If we get to the point where social security actually needs to be reduced, it will be interesting to go back and look at the major newspaper headlines from the last five or six US presidential elections.
To put the social security funding gap in context, there are 154 million taxpayers in this country, according to the IRS. So, filling the social security gap would mean a one-year increase on average … $ 110,000 per household.
In the words of Alec Baldwin of Glengarry Glen Ross, “Oh, did I get your attention now?”
(Maybe at Social Security we all need a moment to relax.)
President Biden’s proposals include paying an additional 12.4% fee for those earning more than $ 400,000. (In fact, this would increase the effective marginal rate of federal income tax to almost 50%.) He also wants to extend the benefits to those at the lower end of the scale.
According to Alicia Munnell, her own MarketWatch, in an interview with Think Advisor, the tax increases are not enough and the additional benefits make the hole bigger, not smaller.

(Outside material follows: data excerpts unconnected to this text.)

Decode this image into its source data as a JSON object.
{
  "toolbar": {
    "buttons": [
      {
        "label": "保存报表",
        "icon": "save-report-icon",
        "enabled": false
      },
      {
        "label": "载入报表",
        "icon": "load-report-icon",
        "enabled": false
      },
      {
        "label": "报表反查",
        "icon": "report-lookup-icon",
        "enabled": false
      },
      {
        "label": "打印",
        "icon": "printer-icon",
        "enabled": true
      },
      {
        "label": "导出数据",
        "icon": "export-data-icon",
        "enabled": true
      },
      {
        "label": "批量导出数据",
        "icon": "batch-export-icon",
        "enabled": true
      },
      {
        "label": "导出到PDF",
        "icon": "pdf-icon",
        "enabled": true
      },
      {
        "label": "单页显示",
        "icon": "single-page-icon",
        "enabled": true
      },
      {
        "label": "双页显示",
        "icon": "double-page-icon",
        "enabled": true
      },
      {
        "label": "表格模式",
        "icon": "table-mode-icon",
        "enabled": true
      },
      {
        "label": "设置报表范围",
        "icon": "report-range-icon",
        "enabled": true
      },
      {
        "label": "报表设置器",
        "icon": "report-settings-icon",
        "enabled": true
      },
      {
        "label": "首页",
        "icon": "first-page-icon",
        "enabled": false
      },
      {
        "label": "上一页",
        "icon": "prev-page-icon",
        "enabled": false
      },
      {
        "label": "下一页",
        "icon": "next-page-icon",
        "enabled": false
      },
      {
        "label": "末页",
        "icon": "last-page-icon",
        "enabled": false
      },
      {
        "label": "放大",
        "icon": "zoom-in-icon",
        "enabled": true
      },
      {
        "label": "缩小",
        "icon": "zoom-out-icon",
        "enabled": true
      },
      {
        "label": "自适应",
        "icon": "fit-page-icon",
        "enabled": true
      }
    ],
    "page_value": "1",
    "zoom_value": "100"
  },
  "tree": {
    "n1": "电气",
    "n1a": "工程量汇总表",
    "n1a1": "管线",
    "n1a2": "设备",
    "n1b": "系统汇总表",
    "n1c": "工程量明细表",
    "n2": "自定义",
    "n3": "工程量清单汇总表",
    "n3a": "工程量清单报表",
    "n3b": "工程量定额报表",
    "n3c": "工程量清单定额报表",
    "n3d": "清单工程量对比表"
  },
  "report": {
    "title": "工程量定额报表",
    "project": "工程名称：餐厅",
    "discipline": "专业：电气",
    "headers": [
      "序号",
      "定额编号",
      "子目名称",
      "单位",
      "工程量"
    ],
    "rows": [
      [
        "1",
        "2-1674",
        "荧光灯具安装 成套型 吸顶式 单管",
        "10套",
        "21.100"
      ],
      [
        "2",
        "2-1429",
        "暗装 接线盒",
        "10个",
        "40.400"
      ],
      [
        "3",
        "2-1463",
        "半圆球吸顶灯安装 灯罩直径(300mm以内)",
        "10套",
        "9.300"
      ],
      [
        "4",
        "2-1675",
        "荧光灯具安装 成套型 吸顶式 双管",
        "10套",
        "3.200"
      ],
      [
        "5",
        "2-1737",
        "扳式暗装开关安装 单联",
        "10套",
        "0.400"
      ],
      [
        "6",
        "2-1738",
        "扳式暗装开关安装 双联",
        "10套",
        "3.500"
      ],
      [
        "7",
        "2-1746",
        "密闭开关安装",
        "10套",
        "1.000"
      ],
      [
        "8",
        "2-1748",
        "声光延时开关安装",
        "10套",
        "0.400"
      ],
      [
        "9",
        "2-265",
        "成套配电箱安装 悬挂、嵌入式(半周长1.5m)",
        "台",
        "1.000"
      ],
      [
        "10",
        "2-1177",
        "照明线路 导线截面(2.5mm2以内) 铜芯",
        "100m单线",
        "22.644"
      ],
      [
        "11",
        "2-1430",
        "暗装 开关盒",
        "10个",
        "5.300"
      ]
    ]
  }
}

Wharton says the plan would reduce less than half of the long-term funding gap.
As a nation, we have accumulated an additional national debt of over $ 17 trillion since 2000, paying for wars, rescues, rescue packages, tax cuts and glasses (choose your order). So, at a time when we have to get $ 17 trillion for the country’s main pension fund, we find that we have managed to borrow $ 17 trillion … and spend it on any other major pension fund. of the country.
Good job.
How ironic that 21 years ago, when the federal budget was balanced, President Clinton said budget priority number one should be “saving social security first.” Only if.
Meanwhile, an achievable plan to keep the circle, by investing social security funds in shares like any other pension fund, is not even on the agenda.
Why not? I hate to sound cynical, but: Many of the people who adopt the rules don’t even rely on social security. So will they really sweat bullets finding ways to save him?
In 2005, then-President George W. Bush came out with a half- or possibly quarter-baked plan to “privatize” social security. Most of his plan was ineffective or worse. But buried in it was a solid principle: that part (or even all) of our social security money should be invested in stocks.
There has not been and is no reason why the trust fund should not be empowered by law to do so.
But this idea is so outside the “Overton window” of acceptable solutions that people will not even discuss it.
If he’s so crazy, why do all the other pension funds invest in stocks?
If impossible, how can even Norwegians do this with their massive pension fund?
Based on some basic math – and with some advice for Michael Kitces at Buckingham Wealth Partners, although we’ve updated the figures – we can calculate that social security today has a capital value of about $ 320,000 for the 67-year-old retired man , and $ 380,000 for the average woman.
This is how much you would have to pay to buy an inflation-adjusted equivalent annuity from a private insurer.
So a 20% discount would make the average man $ 64,000 poorer and the average woman $ 76,000.
Meanwhile, the new poll suggests that 77% of people claim “pensions for all” turn out to be less than it seems. It is published by the National Institute for Research on Retirement, a perfectly reputable think tank. But its original creators included the National Association of State Administrators for Retirees and the National Council for Retirement of Teachers. And the survey appears as part of a document that states broad public support for state and local retirement plans.
An earlier version of this column misrepresented the net worth of the household. Was corrected.